Education is just one of the many issues facing the second largest continent, Africa. A lack of public capital for funding free education means that books, writing materials, teaching implements and spaces to teach in means that many children move into adulthood without ever learning to formally read, write, formulate math problems or even learn better work techniques that would help their earning potential to grow.
With over 1 billion people, it’s a place that was long forgotten for its many opportunities. Yet, education hampers the continent’s progress towards forming a self-sustaining plateau, one that would eventually lead to considerable growth.
Rather than stick to the old book and paper model, educating Africa and its 52 nations might be better done by seeking educational innovators who want to create part-time or nearly digital school programs.
One idea might be to use simple cell-network enabled devices like Amazon’s lower-cost Kindle devices to store age or grade appropriate reading materials, develop an SMS-style system to send that student’s progress back to a regional or governmental agency to further develop those systems, and update outdated materials as corrections are made.
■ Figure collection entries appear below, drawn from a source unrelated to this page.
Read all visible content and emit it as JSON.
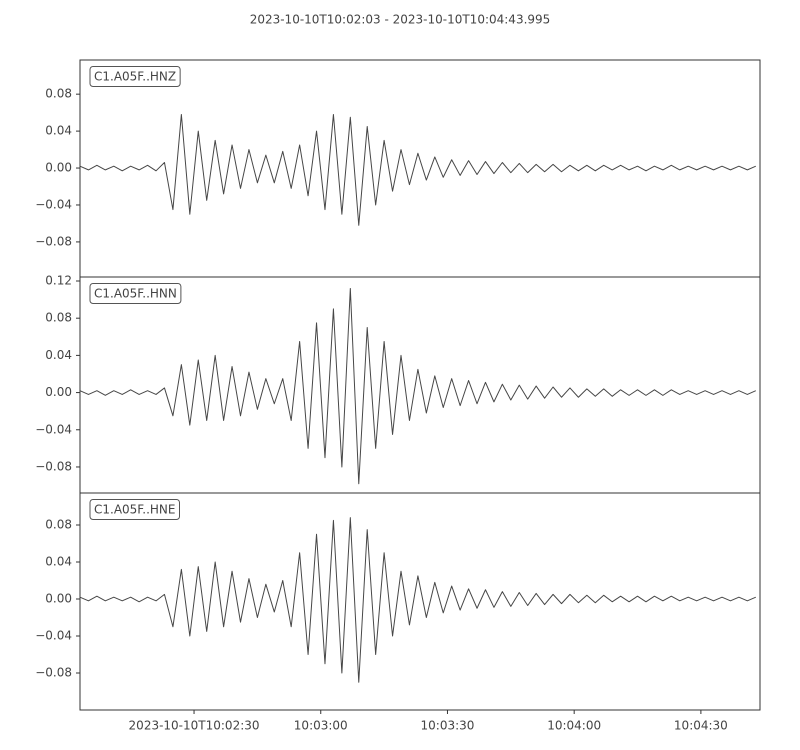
{
  "chart_data": {
    "type": "line",
    "title": "2023-10-10T10:02:03  -  2023-10-10T10:04:43.995",
    "color": "#474747",
    "xlim": [
      "2023-10-10T10:02:03",
      "2023-10-10T10:04:43.995"
    ],
    "xticks": [
      "2023-10-10T10:02:30",
      {
        "value": "2023-10-10T10:03:00",
        "label": "10:03:00"
      },
      {
        "value": "2023-10-10T10:03:30",
        "label": "10:03:30"
      },
      {
        "value": "2023-10-10T10:04:00",
        "label": "10:04:00"
      },
      {
        "value": "2023-10-10T10:04:30",
        "label": "10:04:30"
      }
    ],
    "x": [
      "2023-10-10T10:02:03",
      "2023-10-10T10:02:05",
      "2023-10-10T10:02:07",
      "2023-10-10T10:02:09",
      "2023-10-10T10:02:11",
      "2023-10-10T10:02:13",
      "2023-10-10T10:02:15",
      "2023-10-10T10:02:17",
      "2023-10-10T10:02:19",
      "2023-10-10T10:02:21",
      "2023-10-10T10:02:23",
      "2023-10-10T10:02:25",
      "2023-10-10T10:02:27",
      "2023-10-10T10:02:29",
      "2023-10-10T10:02:31",
      "2023-10-10T10:02:33",
      "2023-10-10T10:02:35",
      "2023-10-10T10:02:37",
      "2023-10-10T10:02:39",
      "2023-10-10T10:02:41",
      "2023-10-10T10:02:43",
      "2023-10-10T10:02:45",
      "2023-10-10T10:02:47",
      "2023-10-10T10:02:49",
      "2023-10-10T10:02:51",
      "2023-10-10T10:02:53",
      "2023-10-10T10:02:55",
      "2023-10-10T10:02:57",
      "2023-10-10T10:02:59",
      "2023-10-10T10:03:01",
      "2023-10-10T10:03:03",
      "2023-10-10T10:03:05",
      "2023-10-10T10:03:07",
      "2023-10-10T10:03:09",
      "2023-10-10T10:03:11",
      "2023-10-10T10:03:13",
      "2023-10-10T10:03:15",
      "2023-10-10T10:03:17",
      "2023-10-10T10:03:19",
      "2023-10-10T10:03:21",
      "2023-10-10T10:03:23",
      "2023-10-10T10:03:25",
      "2023-10-10T10:03:27",
      "2023-10-10T10:03:29",
      "2023-10-10T10:03:31",
      "2023-10-10T10:03:33",
      "2023-10-10T10:03:35",
      "2023-10-10T10:03:37",
      "2023-10-10T10:03:39",
      "2023-10-10T10:03:41",
      "2023-10-10T10:03:43",
      "2023-10-10T10:03:45",
      "2023-10-10T10:03:47",
      "2023-10-10T10:03:49",
      "2023-10-10T10:03:51",
      "2023-10-10T10:03:53",
      "2023-10-10T10:03:55",
      "2023-10-10T10:03:57",
      "2023-10-10T10:03:59",
      "2023-10-10T10:04:01",
      "2023-10-10T10:04:03",
      "2023-10-10T10:04:05",
      "2023-10-10T10:04:07",
      "2023-10-10T10:04:09",
      "2023-10-10T10:04:11",
      "2023-10-10T10:04:13",
      "2023-10-10T10:04:15",
      "2023-10-10T10:04:17",
      "2023-10-10T10:04:19",
      "2023-10-10T10:04:21",
      "2023-10-10T10:04:23",
      "2023-10-10T10:04:25",
      "2023-10-10T10:04:27",
      "2023-10-10T10:04:29",
      "2023-10-10T10:04:31",
      "2023-10-10T10:04:33",
      "2023-10-10T10:04:35",
      "2023-10-10T10:04:37",
      "2023-10-10T10:04:39",
      "2023-10-10T10:04:41",
      "2023-10-10T10:04:43"
    ],
    "panels": [
      {
        "label": "C1.A05F..HNZ",
        "ylim": [
          -0.118,
          0.117
        ],
        "yticks": [
          {
            "value": -0.08,
            "label": "−0.08"
          },
          {
            "value": -0.04,
            "label": "−0.04"
          },
          {
            "value": 0,
            "label": "0.00"
          },
          0.04,
          0.08
        ],
        "values": [
          0.002,
          -0.002,
          0.003,
          -0.002,
          0.002,
          -0.003,
          0.002,
          -0.002,
          0.003,
          -0.003,
          0.006,
          -0.045,
          0.058,
          -0.05,
          0.04,
          -0.035,
          0.03,
          -0.028,
          0.025,
          -0.022,
          0.02,
          -0.016,
          0.014,
          -0.016,
          0.018,
          -0.022,
          0.025,
          -0.03,
          0.04,
          -0.045,
          0.058,
          -0.05,
          0.055,
          -0.062,
          0.045,
          -0.04,
          0.03,
          -0.025,
          0.02,
          -0.018,
          0.016,
          -0.013,
          0.012,
          -0.01,
          0.009,
          -0.008,
          0.008,
          -0.007,
          0.007,
          -0.006,
          0.006,
          -0.005,
          0.005,
          -0.005,
          0.004,
          -0.004,
          0.004,
          -0.004,
          0.003,
          -0.003,
          0.003,
          -0.003,
          0.003,
          -0.002,
          0.003,
          -0.002,
          0.002,
          -0.003,
          0.002,
          -0.002,
          0.003,
          -0.002,
          0.002,
          -0.002,
          0.002,
          -0.002,
          0.002,
          -0.002,
          0.002,
          -0.002,
          0.002
        ]
      },
      {
        "label": "C1.A05F..HNN",
        "ylim": [
          -0.108,
          0.1243
        ],
        "yticks": [
          {
            "value": -0.08,
            "label": "−0.08"
          },
          {
            "value": -0.04,
            "label": "−0.04"
          },
          {
            "value": 0,
            "label": "0.00"
          },
          0.04,
          0.08,
          0.12
        ],
        "values": [
          0.002,
          -0.002,
          0.002,
          -0.003,
          0.002,
          -0.002,
          0.003,
          -0.002,
          0.002,
          -0.002,
          0.005,
          -0.025,
          0.03,
          -0.035,
          0.035,
          -0.03,
          0.04,
          -0.03,
          0.028,
          -0.025,
          0.022,
          -0.018,
          0.015,
          -0.012,
          0.015,
          -0.03,
          0.055,
          -0.06,
          0.075,
          -0.07,
          0.09,
          -0.08,
          0.112,
          -0.098,
          0.07,
          -0.06,
          0.055,
          -0.045,
          0.04,
          -0.03,
          0.025,
          -0.022,
          0.018,
          -0.016,
          0.015,
          -0.014,
          0.013,
          -0.012,
          0.011,
          -0.01,
          0.009,
          -0.008,
          0.008,
          -0.007,
          0.007,
          -0.006,
          0.006,
          -0.005,
          0.005,
          -0.005,
          0.004,
          -0.004,
          0.004,
          -0.004,
          0.003,
          -0.003,
          0.003,
          -0.003,
          0.003,
          -0.003,
          0.003,
          -0.002,
          0.002,
          -0.002,
          0.002,
          -0.002,
          0.002,
          -0.002,
          0.002,
          -0.002,
          0.002
        ]
      },
      {
        "label": "C1.A05F..HNE",
        "ylim": [
          -0.12,
          0.1146
        ],
        "yticks": [
          {
            "value": -0.08,
            "label": "−0.08"
          },
          {
            "value": -0.04,
            "label": "−0.04"
          },
          {
            "value": 0,
            "label": "0.00"
          },
          0.04,
          0.08
        ],
        "values": [
          0.002,
          -0.002,
          0.003,
          -0.002,
          0.002,
          -0.002,
          0.002,
          -0.003,
          0.002,
          -0.002,
          0.005,
          -0.03,
          0.032,
          -0.04,
          0.035,
          -0.035,
          0.04,
          -0.03,
          0.03,
          -0.025,
          0.022,
          -0.02,
          0.016,
          -0.014,
          0.02,
          -0.03,
          0.05,
          -0.06,
          0.07,
          -0.07,
          0.085,
          -0.08,
          0.088,
          -0.09,
          0.075,
          -0.06,
          0.05,
          -0.04,
          0.03,
          -0.028,
          0.025,
          -0.02,
          0.018,
          -0.015,
          0.014,
          -0.012,
          0.011,
          -0.01,
          0.01,
          -0.009,
          0.008,
          -0.008,
          0.007,
          -0.007,
          0.006,
          -0.006,
          0.005,
          -0.005,
          0.005,
          -0.004,
          0.004,
          -0.004,
          0.004,
          -0.003,
          0.003,
          -0.003,
          0.003,
          -0.003,
          0.003,
          -0.002,
          0.003,
          -0.002,
          0.002,
          -0.002,
          0.002,
          -0.002,
          0.002,
          -0.002,
          0.002,
          -0.002,
          0.002
        ]
      }
    ]
  }
}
Efforts like this have already begun thanks to the tireless work of organizations like Worldreader.org, a group that has partnered with Amazon, country-native publishers and other donors to take Kindles to western Africa. With over 500,000 Kindles pre-loaded with books delivered to students, those students have become positive influencers by sharing their knowledge with their parents, siblings, family and neighbors. Worldreader says that the use of Kindles has the potential to reach 5 times more people. That’s an amazing number considering that potential could be as high as 2.5 million new readers, people powered with more knowledge tend to want to continue to read. Imagine what could be done with 5 million Kindles.
Teachers in those regions would first teach students reading skills and thus, how to enter the digital realm of their education. Those teachers would still be invaluable as the children move to high levels of courses as they progress and seek guidance on what to do next.
Such digital hybrid systems would have to be ruggedized for use with multiple students; power management would need to be done by support personal who would also manage the publications in each device (due to the use of e-ink in many Kindles, battery life can be up to many weeks). Many of those countries, especially those with an abundance of sunshine (especially Ethiopia) could easily go solar and avoid local power grids. Many countries that lack the landline communication infrastructures have erected considerable cell phone networks that would take care of any updates. Such systems might also be used to recover misplaced or stolen devices.
Children who have graduated from their schools might get the option to continue their education through the use of their special login and their mobile phone device. Such continuing education programs might be available for a small fee; graduates might be able to shop around for different educational programs that might fit their special skills, religious views, tribal history or other views. The other butterfly effect of such knowledge will be new authors who may have their own stories to tell and sell to others. Creating readers not only creates smarter and more dynamic people, it also can create smaller homegrown markets for those authors.
Governments might also choose to augment or subsidize those fees for programs that might educate locals on developing new skills roles that are needed regionally. In regions where farming might be difficult, programs for better livestock or crop management might be offered to curb any issues or teaching people about how to fix cars, trucks or other modes of transportation could create a wealth of experts for any burgeoning economy. And that’s just one part of the force that might help move many African countries from seeking charity and start creating more entrepreneurs.
As I’ll be visiting a few schools in Ethiopia in a few weeks, I’ll revisit the digital solution to education soon and weigh several of the realities against the idea.